Düşünsenize adamın biri gidiyor Maldivlerde bir ada satın alıyor, adını Ebu Eyyub el Ensari koyuyor orada deniz ve güneş ticareti yapıyor! Daha nasıl ve ne kadar yalnızlaşabiliriz ki? Kutsalların bu denli ucuza satıldığı bir dünyada bizi yalnızlıklarımızdan hangi ortak duygu çıkarabilir ki? Çoğalmanın ve paylaşmanın tüm yollarını yok ettikten sonra yalnızlıkta şikâyet etmenin bir anlamı olabilir mi?

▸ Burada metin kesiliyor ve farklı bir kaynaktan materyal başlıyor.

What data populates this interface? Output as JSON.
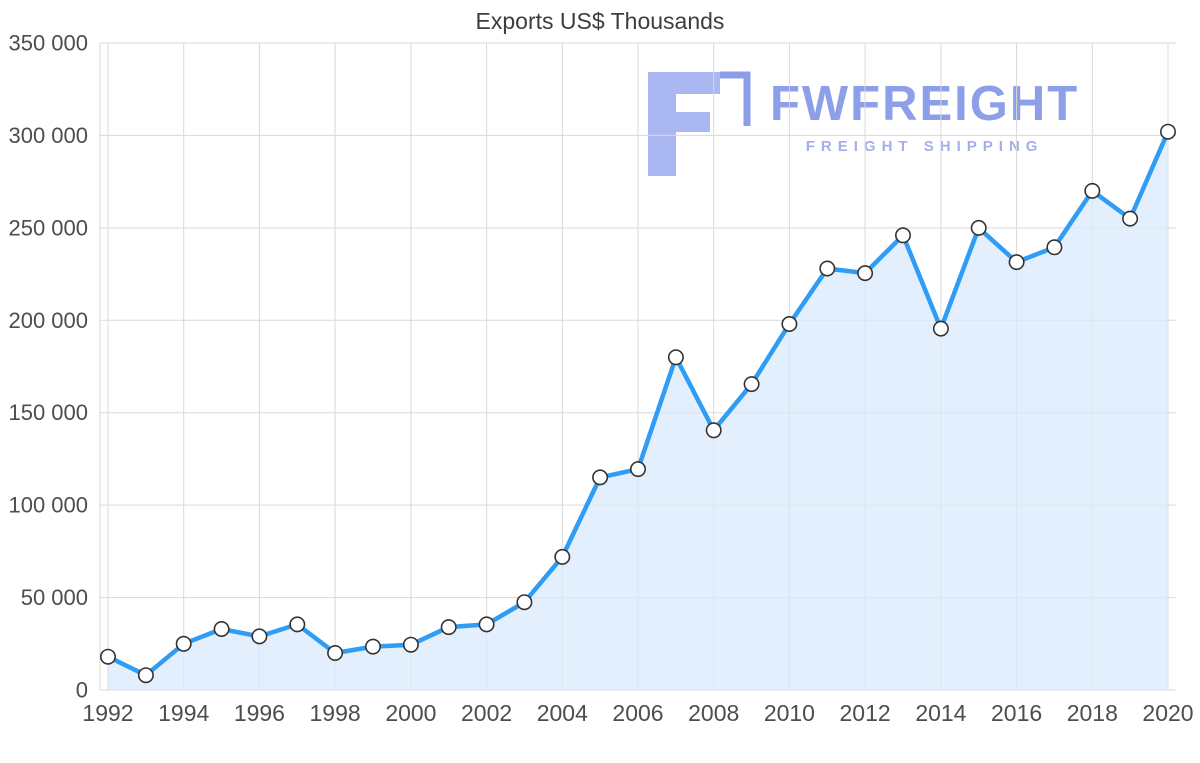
{
  "page": {
    "title": "Exports US$ Thousands"
  },
  "watermark": {
    "brand": "FWFREIGHT",
    "tagline": "FREIGHT SHIPPING",
    "brand_color": "#8d9fe9",
    "tagline_color": "#a3aeeb",
    "icon_fill": "#aab7f0",
    "icon_outline": "#8b9de9"
  },
  "chart_data": {
    "type": "area",
    "title": "Exports US$ Thousands",
    "xlabel": "",
    "ylabel": "",
    "x": [
      1992,
      1993,
      1994,
      1995,
      1996,
      1997,
      1998,
      1999,
      2000,
      2001,
      2002,
      2003,
      2004,
      2005,
      2006,
      2007,
      2008,
      2009,
      2010,
      2011,
      2012,
      2013,
      2014,
      2015,
      2016,
      2017,
      2018,
      2019,
      2020
    ],
    "values": [
      18000,
      8000,
      25000,
      33000,
      29000,
      35500,
      20000,
      23500,
      24500,
      34000,
      35500,
      47500,
      72000,
      115000,
      119500,
      180000,
      140500,
      165500,
      198000,
      228000,
      225500,
      246000,
      195500,
      250000,
      231500,
      239500,
      270000,
      255000,
      302000
    ],
    "ylim": [
      0,
      350000
    ],
    "y_ticks": [
      0,
      50000,
      100000,
      150000,
      200000,
      250000,
      300000,
      350000
    ],
    "x_ticks": [
      1992,
      1994,
      1996,
      1998,
      2000,
      2002,
      2004,
      2006,
      2008,
      2010,
      2012,
      2014,
      2016,
      2018,
      2020
    ],
    "grid": true,
    "legend": "none",
    "colors": {
      "line": "#2f9cf5",
      "fill": "#d9eafb",
      "marker_fill": "#ffffff",
      "marker_stroke": "#333333",
      "grid": "#d9d9d9",
      "axis_text": "#4d4d4d",
      "title_text": "#3d3d3d"
    }
  }
}
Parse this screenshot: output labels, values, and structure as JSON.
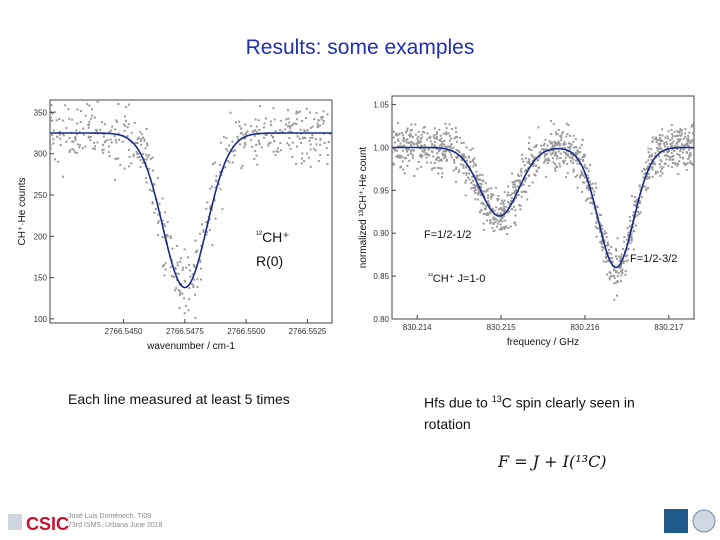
{
  "title": "Results: some examples",
  "captions": {
    "left": "Each line measured at least 5 times",
    "right_line1_a": "Hfs due to ",
    "right_line1_sup": "13",
    "right_line1_b": "C spin  clearly seen in",
    "right_line2": "rotation",
    "formula": "F = J + I(¹³C)"
  },
  "footer": {
    "author": "José Luis Doménech. TI09",
    "conference": "73rd ISMS,  Urbana June 2018",
    "logo_left": "CSIC"
  },
  "colors": {
    "title": "#1f2fb4",
    "fit": "#1a2a8c",
    "data": "#999999"
  },
  "chart_data": [
    {
      "type": "scatter",
      "xlabel": "wavenumber / cm-1",
      "ylabel": "CH⁺·He counts",
      "xlim": [
        2766.542,
        2766.5535
      ],
      "ylim": [
        95,
        365
      ],
      "xticks": [
        2766.545,
        2766.5475,
        2766.55,
        2766.5525
      ],
      "xtick_labels": [
        "2766.5450",
        "2766.5475",
        "2766.5500",
        "2766.5525"
      ],
      "yticks": [
        100,
        150,
        200,
        250,
        300,
        350
      ],
      "annotation": [
        "¹²CH⁺",
        "R(0)"
      ],
      "fit": {
        "baseline": 325,
        "depth": 187,
        "center": 2766.5475,
        "sigma": 0.0009
      },
      "noise": 20,
      "n_points": 520
    },
    {
      "type": "scatter",
      "xlabel": "frequency / GHz",
      "ylabel": "normalized ¹³CH⁺·He count",
      "xlim": [
        830.2137,
        830.2173
      ],
      "ylim": [
        0.8,
        1.06
      ],
      "xticks": [
        830.214,
        830.215,
        830.216,
        830.217
      ],
      "xtick_labels": [
        "830.214",
        "830.215",
        "830.216",
        "830.217"
      ],
      "yticks": [
        0.8,
        0.85,
        0.9,
        0.95,
        1.0,
        1.05
      ],
      "ytick_labels": [
        "0.80",
        "0.85",
        "0.90",
        "0.95",
        "1.00",
        "1.05"
      ],
      "annotations": [
        "F=1/2-1/2",
        "F=1/2-3/2",
        "¹³CH⁺ J=1-0"
      ],
      "fit": {
        "baseline": 1.0,
        "peaks": [
          {
            "center": 830.21498,
            "depth": 0.08,
            "sigma": 0.00023
          },
          {
            "center": 830.21637,
            "depth": 0.14,
            "sigma": 0.00021
          }
        ]
      },
      "noise": 0.013,
      "n_points": 1300
    }
  ]
}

Cemil hem mağdur hem kahraman. Kahraman çünkü o darbeye bile kafa tutan bir geleneğin adamı. Onun geleneğinde karından konuşma yok, takiyye yok, beğenmediği gidişat karşısında gizli gizli beddualara sığınmak yok. Açıkça çıkıp itirazını ortaya koymak, 'tırnağ ilen, diş ilen' direnmek ve elbette bedelini ödeyip 'mağdur' olmak var. Ama bu öyle küçücük bir can acısında 'neler çektik biz' türküleri söyleten tarzda bir mağduriyet edebiyatı da yaratmıyor. Mağruriyet içinde yaşanan bir mağduriyet bu. Sık sık 'sizler neredeydiniz' sorusunu da soran bir tavır.
CEMİL 'YENİ YOLLAR' BUL DER
Cemil bugünün insanına ancak 'eski yollar yol değil, yeni yollar bul sevgili kardeşim' der. Bunu söylerken gözünden bir damla yaş düşer yanağına.
Nietzsche'nin meşhur sözüdür; 'Boşluğa uzun süre bakarsanız, boşluk da sizin içinize bakar'. Tarihin cilveli bir oyunudur sanki. Her keresinde mazlumlar zulme son vermek için ortaya çıkar ve sonra büyük acılardan geçerek olağanüstü coşkulu bir şekilde 'zafere ulaşırlar'. Sonra o zafere övgüler, marşlar, destanlar yazarlar. Şehitlerinin arkasından ağıtlar döker, anıtlar dikerler. O günleri yaşayanlar bununla sonsuza kadar övünür ve üzerinden yıllar geçse de yaşamlarını o anılarla süslerler. Sonra bir gün birileri çıkar karşılarına ve mazlum olduklarını 'iddia' ederler. Berikiler şaşırır. İnkâr ederler. Kendilerinin zulme karşı olduklarını söylerler. Ama işte nasıl olduysa kendileri şimdi zalim olmuşlardır. İşte kastettiğim 'yeni' olma hali buna imkân vermeyecek bir haldir. Zalime dönüşmeyecek bir mazlum bulduğunuzda peşinden gidiniz!